Allison Janney has an amazing arc -- she's so fucking good on this show. She's sort of flawlessly perfect in everything, and a flawlessly perfect human being. Beau Bridges, obviously, is in it quite a bit. Mather [Zickle], people will know from a lot of comedy stuff, which I appreciate.
You have a lot of comedy friends. It's kind of a comedy gang. Get all of them to come play!
I mean … I would love my gang. I tried to convince some of my friends to take a look at my ex-husband part, but they all were too freaked out by it. They wouldn't touch it. You have to be a certain type of actor who's willing to do some crazy shit if you want to be on this show, and a lot of people are kind of scared to do it. I love having comedy people on the show -- I think it brings a whole other layer to it. We have one comedian, actually -- Kevin Christy does a lot of stuff on our show, and he's hilarious. There's a lot of room for my comedy buddies to come and do the show, but it'll be interesting to see if they'll actually be brave enough to sign on.

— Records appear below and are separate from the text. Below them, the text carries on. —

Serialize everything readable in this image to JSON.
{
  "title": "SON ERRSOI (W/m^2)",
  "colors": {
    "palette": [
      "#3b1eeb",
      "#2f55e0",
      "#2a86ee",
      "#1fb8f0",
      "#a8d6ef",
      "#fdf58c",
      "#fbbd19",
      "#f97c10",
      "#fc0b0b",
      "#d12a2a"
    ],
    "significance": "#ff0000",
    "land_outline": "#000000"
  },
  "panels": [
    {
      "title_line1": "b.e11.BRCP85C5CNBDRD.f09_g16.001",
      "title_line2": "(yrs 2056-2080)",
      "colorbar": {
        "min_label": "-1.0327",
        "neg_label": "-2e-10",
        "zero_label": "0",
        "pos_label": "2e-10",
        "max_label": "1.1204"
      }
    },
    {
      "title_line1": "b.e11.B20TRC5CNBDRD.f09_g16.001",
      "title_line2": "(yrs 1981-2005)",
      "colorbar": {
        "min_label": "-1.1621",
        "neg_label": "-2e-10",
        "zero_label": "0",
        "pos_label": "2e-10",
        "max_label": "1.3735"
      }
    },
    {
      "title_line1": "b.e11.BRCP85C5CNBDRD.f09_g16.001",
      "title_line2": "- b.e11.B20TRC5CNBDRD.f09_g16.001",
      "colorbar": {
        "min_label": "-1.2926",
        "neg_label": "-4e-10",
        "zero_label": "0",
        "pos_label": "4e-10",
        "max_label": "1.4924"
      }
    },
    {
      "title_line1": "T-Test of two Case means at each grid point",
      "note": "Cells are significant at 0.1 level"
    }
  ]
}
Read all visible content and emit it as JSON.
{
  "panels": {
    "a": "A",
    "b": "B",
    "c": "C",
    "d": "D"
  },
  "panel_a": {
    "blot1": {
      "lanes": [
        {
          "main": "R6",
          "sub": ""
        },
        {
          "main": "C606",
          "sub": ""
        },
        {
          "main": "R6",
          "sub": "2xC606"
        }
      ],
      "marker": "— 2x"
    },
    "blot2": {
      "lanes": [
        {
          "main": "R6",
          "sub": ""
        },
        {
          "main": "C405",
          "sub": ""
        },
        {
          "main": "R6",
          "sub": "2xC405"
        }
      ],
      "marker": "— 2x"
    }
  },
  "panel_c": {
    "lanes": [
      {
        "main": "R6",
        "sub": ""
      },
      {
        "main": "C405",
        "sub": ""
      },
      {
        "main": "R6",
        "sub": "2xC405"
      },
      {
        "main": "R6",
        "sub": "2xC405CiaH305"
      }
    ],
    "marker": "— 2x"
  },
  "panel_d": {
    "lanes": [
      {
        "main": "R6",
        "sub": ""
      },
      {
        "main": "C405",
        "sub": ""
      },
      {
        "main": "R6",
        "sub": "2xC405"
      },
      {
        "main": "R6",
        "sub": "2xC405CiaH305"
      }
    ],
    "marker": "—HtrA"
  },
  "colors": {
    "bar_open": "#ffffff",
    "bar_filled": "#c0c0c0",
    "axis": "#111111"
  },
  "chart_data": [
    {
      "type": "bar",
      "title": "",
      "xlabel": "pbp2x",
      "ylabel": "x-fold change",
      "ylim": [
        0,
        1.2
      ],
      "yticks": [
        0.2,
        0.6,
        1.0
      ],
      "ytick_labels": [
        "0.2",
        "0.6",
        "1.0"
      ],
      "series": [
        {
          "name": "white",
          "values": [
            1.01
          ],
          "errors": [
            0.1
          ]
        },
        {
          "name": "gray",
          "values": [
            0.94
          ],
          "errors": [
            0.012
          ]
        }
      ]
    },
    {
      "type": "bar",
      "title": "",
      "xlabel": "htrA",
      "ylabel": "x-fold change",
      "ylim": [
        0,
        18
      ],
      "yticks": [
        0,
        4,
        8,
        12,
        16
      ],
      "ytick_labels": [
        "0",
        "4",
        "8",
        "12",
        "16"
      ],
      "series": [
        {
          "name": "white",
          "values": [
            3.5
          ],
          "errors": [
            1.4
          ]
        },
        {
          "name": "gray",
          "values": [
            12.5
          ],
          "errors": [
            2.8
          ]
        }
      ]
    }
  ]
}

I think it's good to stretch yourself as an actor and do something that scares the shit out of you. I know, personally, I'm always looking for roles that I think are terrifying.
But some actors avoid that at all costs, and you've made a career out of it.
I know -- keep being afraid of it! Keep not wanting to take your clothes off, ladies! More for me!
You're not scared to show a nipple …
[Laughs.] Unfortunately I'm really not. Yeah, there's one interesting nipple story I can tell you. In the script, I was supposed to be measuring a girl's nipple, and as written, it was something like "3.5 centimeters!" or something. But I was measuring it and it was not what it was saying it was in the script. So I had to go talk to the producers, like "Are you going to change that?" Just talking, in depth, about the size of a total stranger's nipples. [Laughs.] Yeah, it's an odd job.
"Masters of Sex" premieres Sun., Sept. 29 at 10 p.m. on Showtime.